« Pour en finir joyeusement avec l’année » : le dictionnaire amoureux de l’humour de Jean-Loup Chiflet

Pour en finir joyeusement avec l’année

IL y a des livres –précisons qu’ils sont rares – dont on a envie de dire : achetez-le, empruntez-le, volez-le par ces temps de grande nécessité, et reparlons-en quand vous l’aurez lu. Il est probable que le colloque en question pourrait se faire attendre, parce qu’une fois entré dans l’ouvrage, par n’importe quelle porte, et elles sont innombrables, on n’a plus envie d’en sortir. De plus, qui se procurera ce livre n’aura de cesse de rééditer son acquisition, pour en faire profiter ses amis, dans la certitude que cela garantira quelques rencontres plaisantes, qui ne seront plus confisquées par les jérémiades sur l’état de l’euro, le degré d’incompétence de nos gouvernants ou la rage des homosexuels qui veulent à tout prix s’exposer aux affres de la conjugalité. A moins que les médias et les pouvoirs préfèrent parler des revendications des aspirants au mariage unisex que de la plainte des humiliés et offensés plus démunis qu’au temps de Dostoievski.

La merveille en question ? Le maître-achat par ces temps de festivités obligatoires proches, de Saint Nicolas à l’Epiphanie, à savoir ce « Dictionnaire amoureux de l’humour » dont on ne peut que rendre grâce à Jean-Loup Chiflet d’être arrivé à le mener à bonne fin. Car le grand défi de l’entreprise est là : étudier, inventorier, synthétiser une matière que l’on croit incompatible avec l’esprit de sérieux. Alors qu’il s’agit du contraire : l’humour ridiculise le sérieux, l’envoie se faire voir ailleurs, et rend au rire ce qui revient au rire, la place centrale dans nos vies, ce qui nous aide à les subir et même, comme de savants médecins le professent, à les prolonger.

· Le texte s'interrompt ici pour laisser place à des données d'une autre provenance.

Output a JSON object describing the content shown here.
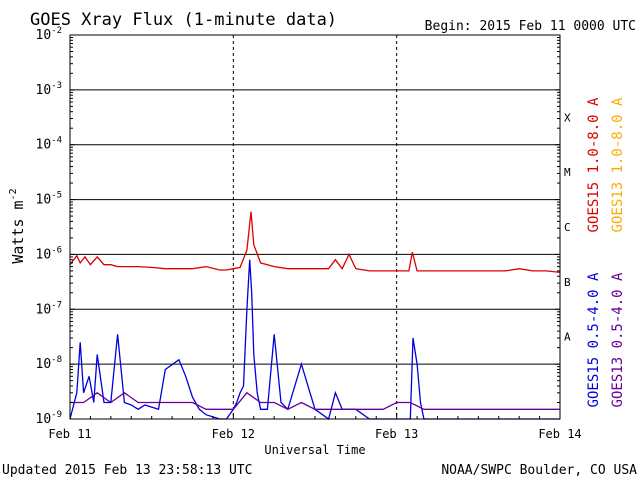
{
  "chart_data": {
    "type": "line",
    "title": "GOES Xray Flux (1-minute data)",
    "begin_label": "Begin:  2015 Feb 11 0000 UTC",
    "xlabel": "Universal Time",
    "ylabel": "Watts m",
    "ylabel_superscript": "-2",
    "y_scale": "log",
    "ylim": [
      1e-09,
      0.01
    ],
    "y_ticks": [
      {
        "base": "10",
        "exp": "-2",
        "value": 0.01
      },
      {
        "base": "10",
        "exp": "-3",
        "value": 0.001
      },
      {
        "base": "10",
        "exp": "-4",
        "value": 0.0001
      },
      {
        "base": "10",
        "exp": "-5",
        "value": 1e-05
      },
      {
        "base": "10",
        "exp": "-6",
        "value": 1e-06
      },
      {
        "base": "10",
        "exp": "-7",
        "value": 1e-07
      },
      {
        "base": "10",
        "exp": "-8",
        "value": 1e-08
      },
      {
        "base": "10",
        "exp": "-9",
        "value": 1e-09
      }
    ],
    "xlim_hours": [
      0,
      72
    ],
    "x_ticks": [
      {
        "label": "Feb 11",
        "hour": 0
      },
      {
        "label": "Feb 12",
        "hour": 24
      },
      {
        "label": "Feb 13",
        "hour": 48
      },
      {
        "label": "Feb 14",
        "hour": 72
      }
    ],
    "flare_classes": [
      {
        "label": "A",
        "value": 3.16e-08
      },
      {
        "label": "B",
        "value": 3.16e-07
      },
      {
        "label": "C",
        "value": 3.16e-06
      },
      {
        "label": "M",
        "value": 3.16e-05
      },
      {
        "label": "X",
        "value": 0.000316
      }
    ],
    "grid": true,
    "legend_placement": "right",
    "series": [
      {
        "name": "GOES15 1.0-8.0 A",
        "color": "#dd0000",
        "x": [
          0,
          1,
          1.5,
          2.2,
          3,
          4,
          5,
          6,
          7,
          8,
          10,
          12,
          14,
          16,
          18,
          20,
          22,
          23,
          24,
          25,
          26,
          26.6,
          27,
          28,
          30,
          32,
          34,
          36,
          38,
          39,
          40,
          41,
          42,
          44,
          46,
          48,
          49,
          49.8,
          50.3,
          51,
          52,
          54,
          56,
          58,
          60,
          62,
          64,
          66,
          68,
          70,
          72
        ],
        "y": [
          6.5e-07,
          9.5e-07,
          7e-07,
          9e-07,
          6.5e-07,
          9e-07,
          6.5e-07,
          6.5e-07,
          6e-07,
          6e-07,
          6e-07,
          5.8e-07,
          5.5e-07,
          5.5e-07,
          5.5e-07,
          6e-07,
          5.2e-07,
          5.2e-07,
          5.5e-07,
          5.8e-07,
          1.2e-06,
          6e-06,
          1.5e-06,
          7e-07,
          6e-07,
          5.5e-07,
          5.5e-07,
          5.5e-07,
          5.5e-07,
          8e-07,
          5.5e-07,
          1e-06,
          5.5e-07,
          5e-07,
          5e-07,
          5e-07,
          5e-07,
          5e-07,
          1.1e-06,
          5e-07,
          5e-07,
          5e-07,
          5e-07,
          5e-07,
          5e-07,
          5e-07,
          5e-07,
          5.5e-07,
          5e-07,
          5e-07,
          4.7e-07
        ]
      },
      {
        "name": "GOES13 1.0-8.0 A",
        "color": "#ffaa00",
        "x": [],
        "y": []
      },
      {
        "name": "GOES15 0.5-4.0 A",
        "color": "#0000dd",
        "x": [
          0,
          1,
          1.5,
          2,
          2.8,
          3.5,
          4,
          5,
          6,
          7,
          8,
          9,
          10,
          11,
          13,
          14,
          16,
          17,
          18,
          19,
          20,
          22,
          23,
          24,
          24.5,
          25,
          25.5,
          26,
          26.4,
          26.7,
          27,
          27.5,
          28,
          29,
          30,
          31,
          32,
          34,
          36,
          38,
          39,
          40,
          42,
          44,
          46,
          48,
          49,
          50,
          50.4,
          51,
          51.5,
          52,
          54,
          56,
          58,
          60,
          62,
          64,
          66,
          68,
          70,
          72
        ],
        "y": [
          1e-09,
          3e-09,
          2.5e-08,
          3e-09,
          6e-09,
          2e-09,
          1.5e-08,
          2e-09,
          2e-09,
          3.5e-08,
          2e-09,
          1.8e-09,
          1.5e-09,
          1.8e-09,
          1.5e-09,
          8e-09,
          1.2e-08,
          6e-09,
          2.5e-09,
          1.5e-09,
          1.2e-09,
          1e-09,
          1e-09,
          1.5e-09,
          2e-09,
          3e-09,
          4e-09,
          1e-07,
          8e-07,
          2e-07,
          1.5e-08,
          3e-09,
          1.5e-09,
          1.5e-09,
          3.5e-08,
          2e-09,
          1.5e-09,
          1e-08,
          1.5e-09,
          1e-09,
          3e-09,
          1.5e-09,
          1.5e-09,
          1e-09,
          1e-09,
          1e-09,
          1e-09,
          1e-09,
          3e-08,
          1e-08,
          2e-09,
          1e-09,
          1e-09,
          1e-09,
          1e-09,
          1e-09,
          1e-09,
          1e-09,
          1e-09,
          1e-09,
          1e-09,
          1e-09
        ]
      },
      {
        "name": "GOES13 0.5-4.0 A",
        "color": "#660099",
        "x": [
          0,
          2,
          4,
          6,
          8,
          10,
          12,
          14,
          16,
          18,
          20,
          22,
          24,
          26,
          28,
          30,
          32,
          34,
          36,
          38,
          40,
          42,
          44,
          46,
          48,
          50,
          52,
          54,
          56,
          58,
          60,
          62,
          64,
          66,
          68,
          70,
          72
        ],
        "y": [
          2e-09,
          2e-09,
          3e-09,
          2e-09,
          3e-09,
          2e-09,
          2e-09,
          2e-09,
          2e-09,
          2e-09,
          1.5e-09,
          1.5e-09,
          1.5e-09,
          3e-09,
          2e-09,
          2e-09,
          1.5e-09,
          2e-09,
          1.5e-09,
          1.5e-09,
          1.5e-09,
          1.5e-09,
          1.5e-09,
          1.5e-09,
          2e-09,
          2e-09,
          1.5e-09,
          1.5e-09,
          1.5e-09,
          1.5e-09,
          1.5e-09,
          1.5e-09,
          1.5e-09,
          1.5e-09,
          1.5e-09,
          1.5e-09,
          1.5e-09
        ]
      }
    ]
  },
  "footer": {
    "updated": "Updated 2015 Feb 13 23:58:13 UTC",
    "credit": "NOAA/SWPC Boulder, CO USA"
  }
}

Qui est ce Jean-Loup Chiflet ? Un écrivain clandestin qui a pourtant une soixantaine de titres au compteur. Alors, comment se fait-il qu’il ait échappé aux radars de la notoriété littéraire ? Parce que ses titres sont si réussis qu’ils éclipsent leur auteur : « La théière de Chardin », « L’almaniaque de la France profonde », « La Khoménie du pouvoir » et puis, paru en 1985, « Sky my husband », plaisanterie qui est devenue la méthode d’anglais la plus prisés des candidats polyglottes, et de leurs correspondants d’outre-Manche qui se sont mis à apprendre le français au moyen du même agglomérat de calques et de faux-amis. Responsable d’autres attentats contre la morosité régnante comme « Le dictionnaire des mots qui n’existent pas » la machine de guerre contre l’addiction au ballon rond « Rien à foot » (commis avec la complicité de Cabu) ou « Wit spirit » qui témoigne d’une même prédilection pour l’humour anglo-saxon, Jean-Loup Chiflet qui, comme éditeur, s’est mis à son compte à l’enseigne de « Chiflet et compagnie », a une quantité monumentale de tours dans son sac.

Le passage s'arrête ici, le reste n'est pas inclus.